A reader writes:
I've smoked probably a dozen times in my life. I don't do it anymore because for whatever reason, it leaves me in the stupids for about 36 hours, and I usually can't spare that.
But as I've gotten older, I've come to realize just how ridiculously widespread pot use is. The closet of people who either currently or have in the past used marijuana on a semi-regular basis includes probably 75% of the people I know, including highly successful doctors, lawyers, public health researchers, IT professionals, small business owners, architects, local and state politicians, farmers, mechanics, chefs, teachers, researchers, community leaders, my parents, aunts, uncles, cousins, and of course the musicians and artists in the crowd too. Yes, I have seen abuse of marijuana sidetrack lives and ambitions, and have true negative impacts on people, but those instances as a percentage of the use I've observed are tiny, and far, far lower than the negative impacts of cigarettes or alcohol.
I recognize that we can't just legalize it and be done. Legalize it with caps on THC levels, blood THC levels for drivers, levels for intoxication at the workplace, tax it at 200%, ban advertisements on TV and billboards, advertisements that target kids, and set a legal smoking age. But all of that is eminently do-able.
If you have to put me in a box, I'm in the "did all kinds of drugs in college, but quit when I had kids" box. I still think most drugs should be legalized.
What do you tell your kids? It seems to me that no matter what you tell them, your actions say that you only follow laws that you agree with, and you are free to break laws that you disagree with. My kids speak contemptuously of parents who smoke pot and attempt to hide it from their kids.
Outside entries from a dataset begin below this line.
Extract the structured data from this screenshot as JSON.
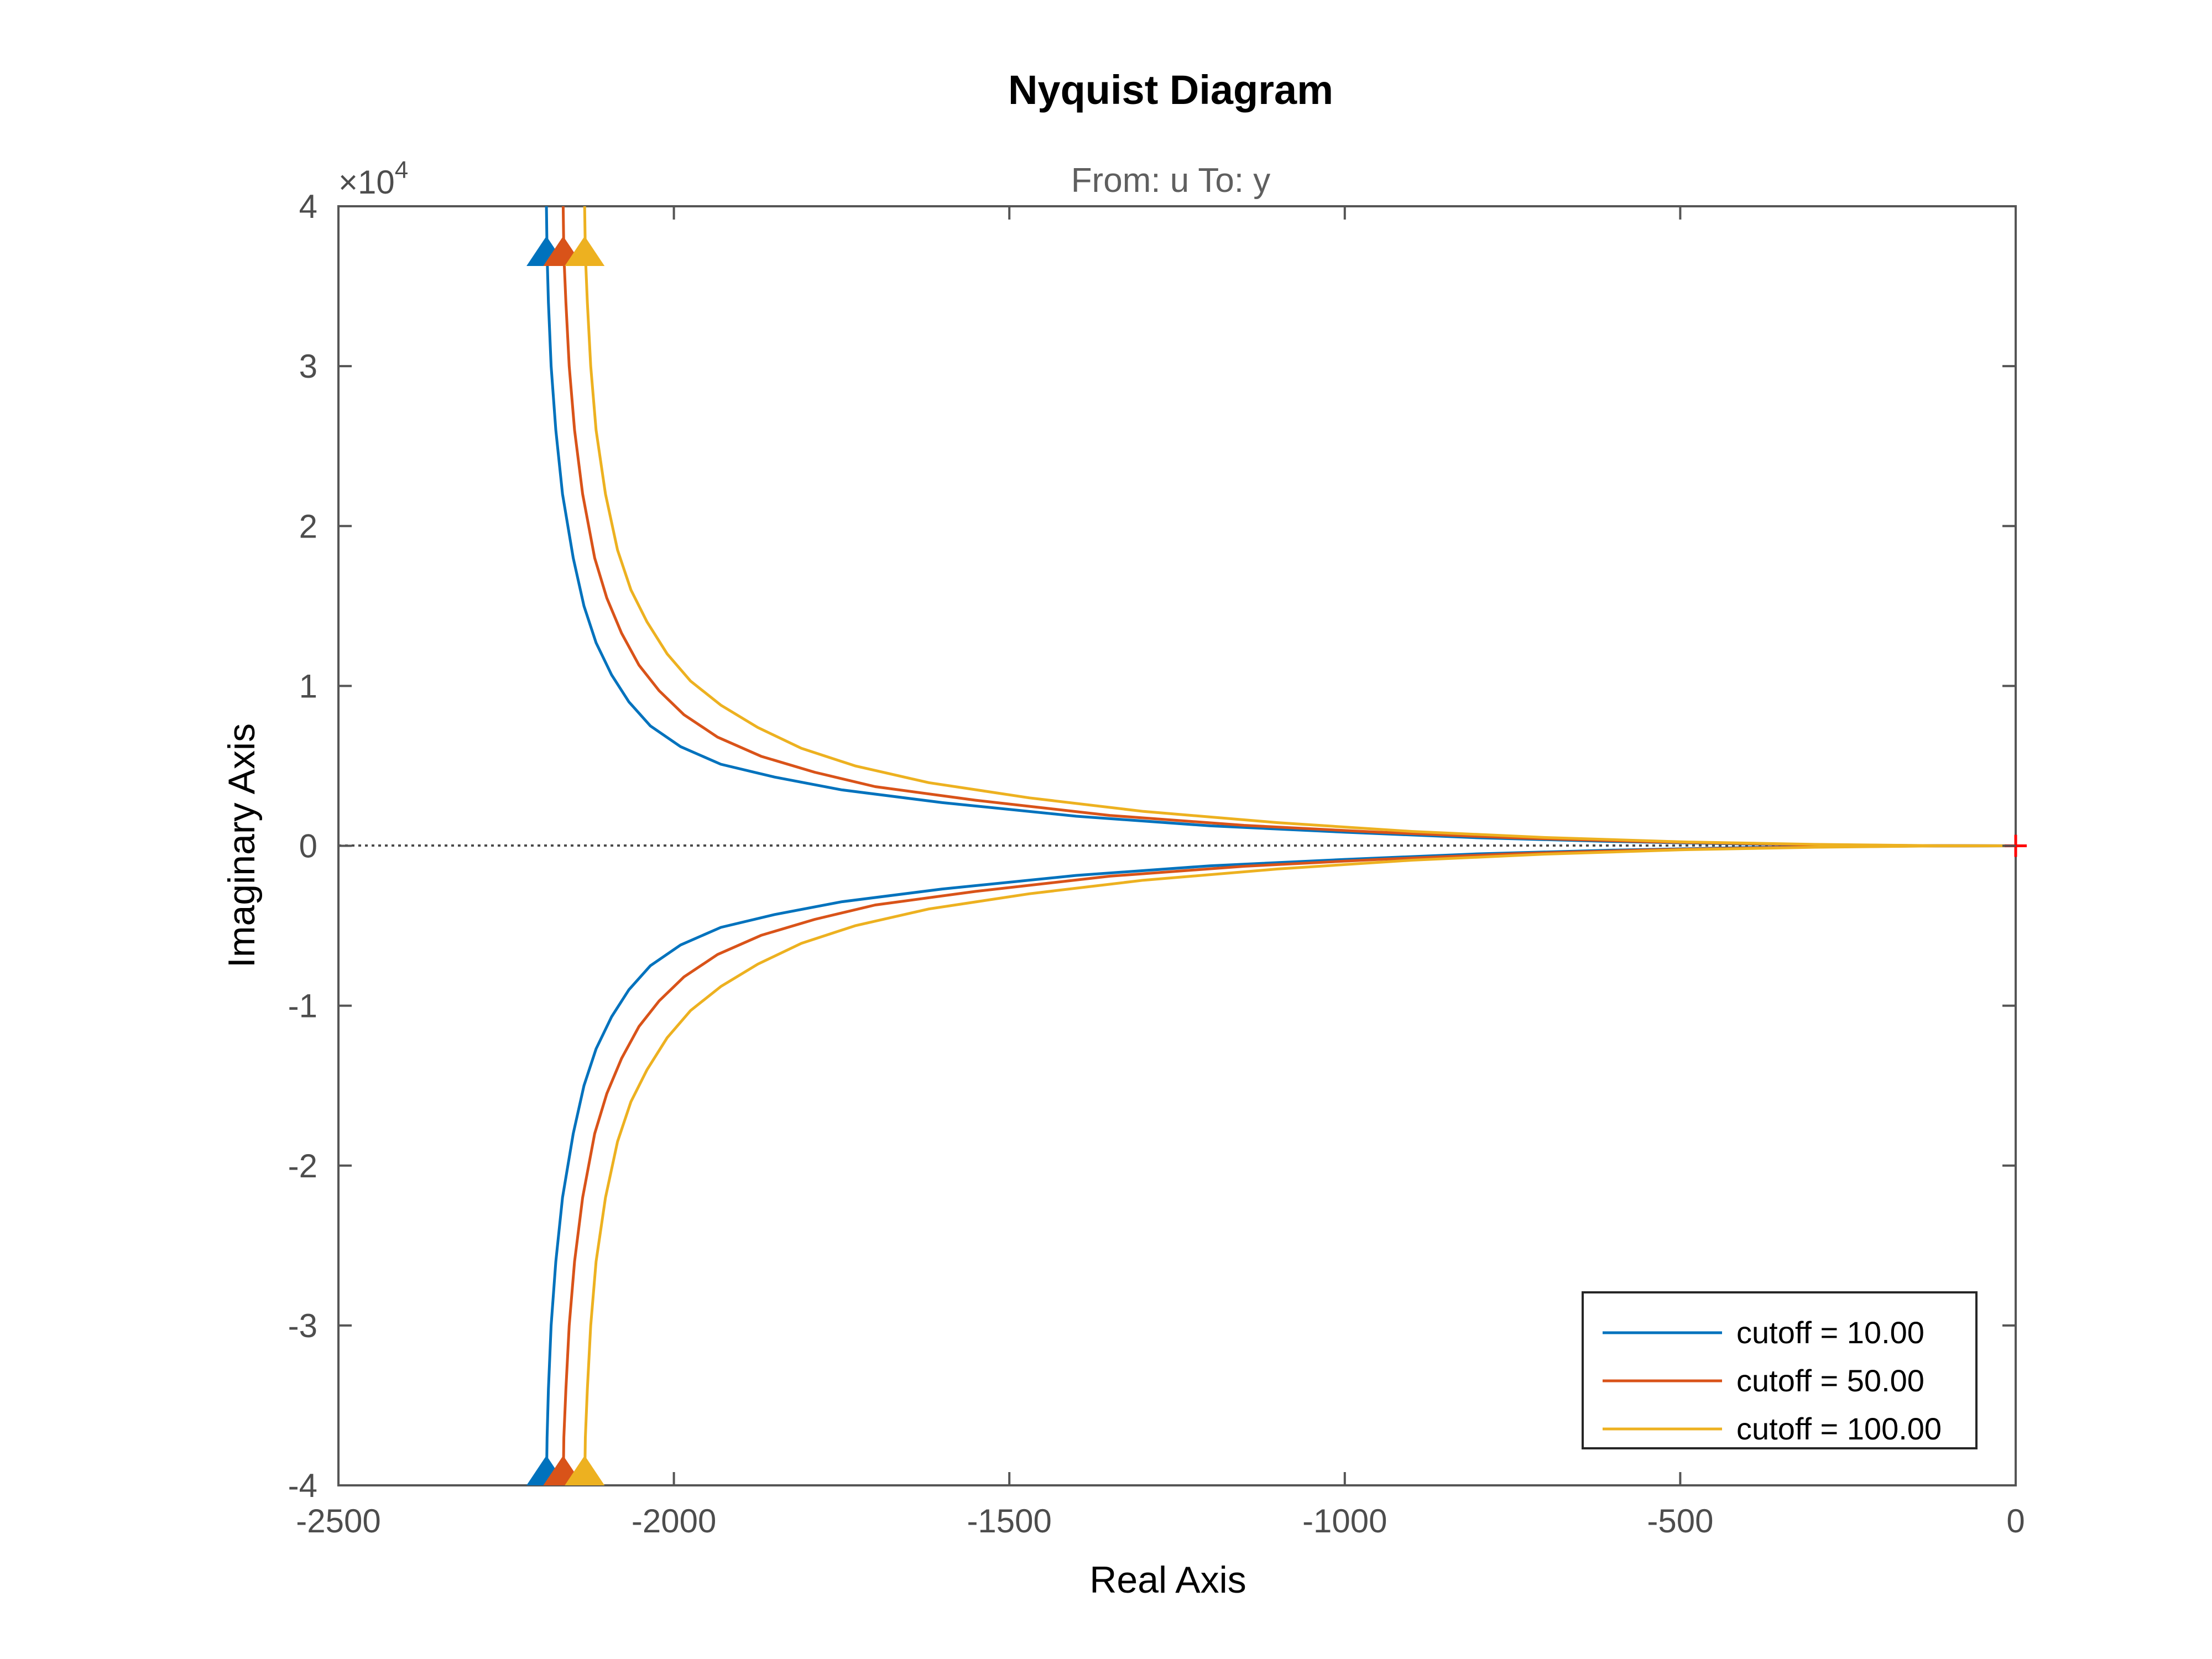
{
  "colors": {
    "background": "#ffffff",
    "axes": "#555555",
    "zero_line": "#4a4a4a",
    "critical_point": "#ff0000",
    "series": [
      "#0072BD",
      "#D95319",
      "#EDB120"
    ]
  },
  "chart_data": {
    "type": "line",
    "plot_kind": "Nyquist",
    "title": "Nyquist Diagram",
    "subtitle": "From: u  To: y",
    "xlabel": "Real Axis",
    "ylabel": "Imaginary Axis",
    "y_exponent_label": "×10",
    "y_exponent_power": "4",
    "y_scale": 10000,
    "xlim": [
      -2500,
      0
    ],
    "ylim": [
      -40000,
      40000
    ],
    "x_ticks": [
      -2500,
      -2000,
      -1500,
      -1000,
      -500,
      0
    ],
    "x_tick_labels": [
      "-2500",
      "-2000",
      "-1500",
      "-1000",
      "-500",
      "0"
    ],
    "y_ticks": [
      -40000,
      -30000,
      -20000,
      -10000,
      0,
      10000,
      20000,
      30000,
      40000
    ],
    "y_tick_labels": [
      "-4",
      "-3",
      "-2",
      "-1",
      "0",
      "1",
      "2",
      "3",
      "4"
    ],
    "grid": false,
    "zero_line": true,
    "critical_point": [
      0,
      0
    ],
    "legend_position": "bottom-right",
    "series": [
      {
        "name": "cutoff = 10.00",
        "arrow_x": -2190,
        "points": [
          [
            -2190,
            40000
          ],
          [
            -2189,
            37000
          ],
          [
            -2187,
            34000
          ],
          [
            -2183,
            30000
          ],
          [
            -2176,
            26000
          ],
          [
            -2166,
            22000
          ],
          [
            -2150,
            18000
          ],
          [
            -2134,
            15000
          ],
          [
            -2116,
            12700
          ],
          [
            -2093,
            10700
          ],
          [
            -2067,
            9000
          ],
          [
            -2035,
            7500
          ],
          [
            -1990,
            6200
          ],
          [
            -1930,
            5100
          ],
          [
            -1850,
            4300
          ],
          [
            -1750,
            3500
          ],
          [
            -1600,
            2700
          ],
          [
            -1400,
            1850
          ],
          [
            -1200,
            1250
          ],
          [
            -1000,
            850
          ],
          [
            -800,
            500
          ],
          [
            -600,
            270
          ],
          [
            -400,
            110
          ],
          [
            -200,
            25
          ],
          [
            0,
            0
          ]
        ]
      },
      {
        "name": "cutoff = 50.00",
        "arrow_x": -2165,
        "points": [
          [
            -2165,
            40000
          ],
          [
            -2164,
            37000
          ],
          [
            -2161,
            34000
          ],
          [
            -2156,
            30000
          ],
          [
            -2148,
            26000
          ],
          [
            -2136,
            22000
          ],
          [
            -2118,
            18000
          ],
          [
            -2100,
            15500
          ],
          [
            -2078,
            13300
          ],
          [
            -2052,
            11300
          ],
          [
            -2022,
            9700
          ],
          [
            -1985,
            8200
          ],
          [
            -1935,
            6800
          ],
          [
            -1870,
            5600
          ],
          [
            -1790,
            4600
          ],
          [
            -1700,
            3700
          ],
          [
            -1550,
            2850
          ],
          [
            -1350,
            1900
          ],
          [
            -1150,
            1280
          ],
          [
            -950,
            850
          ],
          [
            -750,
            500
          ],
          [
            -550,
            260
          ],
          [
            -350,
            100
          ],
          [
            -150,
            15
          ],
          [
            0,
            0
          ]
        ]
      },
      {
        "name": "cutoff = 100.00",
        "arrow_x": -2133,
        "points": [
          [
            -2133,
            40000
          ],
          [
            -2132,
            37000
          ],
          [
            -2129,
            34000
          ],
          [
            -2124,
            30000
          ],
          [
            -2116,
            26000
          ],
          [
            -2102,
            22000
          ],
          [
            -2084,
            18500
          ],
          [
            -2064,
            16000
          ],
          [
            -2040,
            14000
          ],
          [
            -2010,
            12000
          ],
          [
            -1975,
            10300
          ],
          [
            -1930,
            8800
          ],
          [
            -1875,
            7400
          ],
          [
            -1810,
            6100
          ],
          [
            -1730,
            5000
          ],
          [
            -1620,
            3950
          ],
          [
            -1470,
            3000
          ],
          [
            -1300,
            2150
          ],
          [
            -1100,
            1450
          ],
          [
            -900,
            900
          ],
          [
            -700,
            520
          ],
          [
            -500,
            250
          ],
          [
            -300,
            90
          ],
          [
            -120,
            12
          ],
          [
            0,
            0
          ]
        ]
      }
    ]
  }
}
Since I don't do illegal drugs, I try not to mix with people who do. Too much of a hassle. I don't want to risk arrest, and I have no patience for dealing with active drug addicts. So, while I have an active social life, it doesn't include drugs, and it includes very little alcohol for that matter. Yeah, I know that some people duck out in the alley to toke up at parties I go to, but they are not my close friends and I'm not a fanatic about this.
It seems to me that you get the worst of both worlds in the cannabis closet. You get to get high occasionally. On the other hand, your kids think you're a hypocrite, and you're stuck with friends who are more or less drug oriented.
I smoked pot like a fiend in college; when I smoked I did nothing else because I was unable to do anything else. I quit after a pretty co-ed stopped by my dorm room to ask me to go to a party with her and I was too baked to get off the couch because I was engrossed in Caddyshack 2.
Smoking pot -- more than alcohol or shrooms or hash, the three other drugs of choice in my youth -- kept me from achieving anything of consequence. When I stopped smoking pot and, not coincidentally, started drinking coffee, I became more productive. I also became happier about myself. I don't miss pot.